Un commentaire sur la diversité des stratégies face à la corporéité s’imposerait sans doute, mais nous nous contenterons, fidèles à notre parti pris du jour, de suggérer la piste suivante : peut-être s’agit-il en profondeur de morceler le corps trop beau dans son unicité parfaite avant même de le reconnaître ou par delà sa reconnaissance aveuglante.

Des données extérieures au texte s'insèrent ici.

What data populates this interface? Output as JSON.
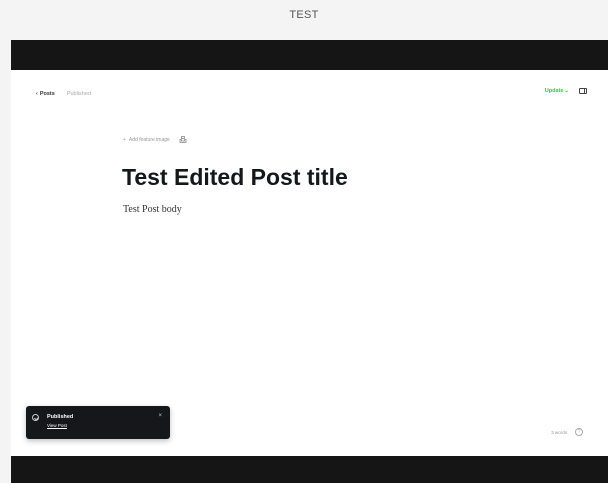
{
  "caption": "TEST",
  "header": {
    "back_arrow": "‹",
    "back_label": "Posts",
    "status": "Published",
    "update_label": "Update",
    "update_chevron": "⌄"
  },
  "editor": {
    "feature_plus": "+",
    "add_feature_image": "Add feature image",
    "title": "Test Edited Post title",
    "body": "Test Post body"
  },
  "toast": {
    "title": "Published",
    "link": "View Post",
    "close": "×"
  },
  "footer": {
    "word_count": "3 words",
    "help": "?"
  },
  "colors": {
    "accent": "#30cf43",
    "bar": "#151515",
    "toast_bg": "#15171a"
  },
  "icons": {
    "settings_icon": "sidebar-toggle-icon",
    "image_icon": "unsplash-icon",
    "toast_icon": "check-circle-icon"
  }
}
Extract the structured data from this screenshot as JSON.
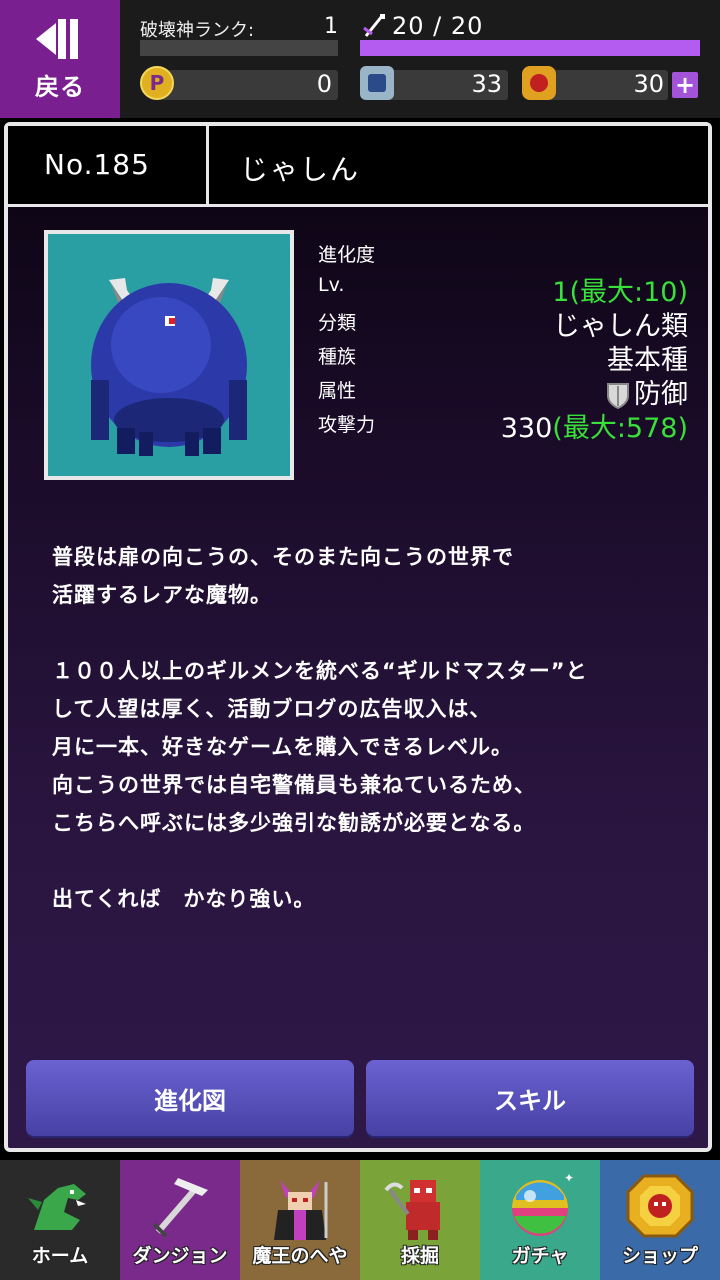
{
  "header": {
    "back_label": "戻る",
    "rank_label": "破壊神ランク:",
    "rank_value": "1",
    "rank_progress": 0,
    "stamina_text": "20 / 20",
    "stamina_progress": 1.0,
    "currencies": [
      {
        "icon": "p-coin-icon",
        "value": "0"
      },
      {
        "icon": "crystal-icon",
        "value": "33"
      },
      {
        "icon": "gem-icon",
        "value": "30"
      }
    ],
    "plus_label": "+"
  },
  "monster": {
    "number": "No.185",
    "name": "じゃしん",
    "stats": [
      {
        "label": "進化度",
        "value": "",
        "extra": ""
      },
      {
        "label": "Lv.",
        "value": "1",
        "extra": "(最大:10)"
      },
      {
        "label": "分類",
        "value": "じゃしん類",
        "extra": ""
      },
      {
        "label": "種族",
        "value": "基本種",
        "extra": ""
      },
      {
        "label": "属性",
        "value": "防御",
        "extra": ""
      },
      {
        "label": "攻撃力",
        "value": "330",
        "extra": "(最大:578)"
      }
    ],
    "description": "普段は扉の向こうの、そのまた向こうの世界で\n活躍するレアな魔物。\n\n１００人以上のギルメンを統べる“ギルドマスター”と\nして人望は厚く、活動ブログの広告収入は、\n月に一本、好きなゲームを購入できるレベル。\n向こうの世界では自宅警備員も兼ねているため、\nこちらへ呼ぶには多少強引な勧誘が必要となる。\n\n出てくれば　かなり強い。"
  },
  "buttons": {
    "evolution": "進化図",
    "skill": "スキル"
  },
  "nav": [
    {
      "label": "ホーム",
      "icon": "dragon-icon",
      "bg": "#2a2a2a"
    },
    {
      "label": "ダンジョン",
      "icon": "pickaxe-icon",
      "bg": "#7a2a8a"
    },
    {
      "label": "魔王のへや",
      "icon": "demon-king-icon",
      "bg": "#8a6a3a"
    },
    {
      "label": "採掘",
      "icon": "digger-icon",
      "bg": "#7aa43a"
    },
    {
      "label": "ガチャ",
      "icon": "gacha-ball-icon",
      "bg": "#3aa88a"
    },
    {
      "label": "ショップ",
      "icon": "shop-gem-icon",
      "bg": "#3a6aa8"
    }
  ]
}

Femme et mythe, pp. 58-59, thème de l’amant mortel infidèle, histoire du pâtre Daphnis, racontée par Elien, et trouvant peut-être l’une de ses plus anciennes versions dans un poème de Stésichore, au VIIe siècle avant J.-C.: Fils d’une nymphe, fut aimé d’une (autre) nymphe, alors qu’il était encore presque imberbe. Elle se donna à lui, mais l’avertit qu’elle l’aveuglerait si jamais il lui était infidèle. Il accepta cette condition mais, un peu plus tard, la fille du roi tomba amoureuse de lui. Sous l’influence du vin, il fit une infidélité à la nymphe avec la princesse ; la nymphe trahie se vengea selon sa promesse.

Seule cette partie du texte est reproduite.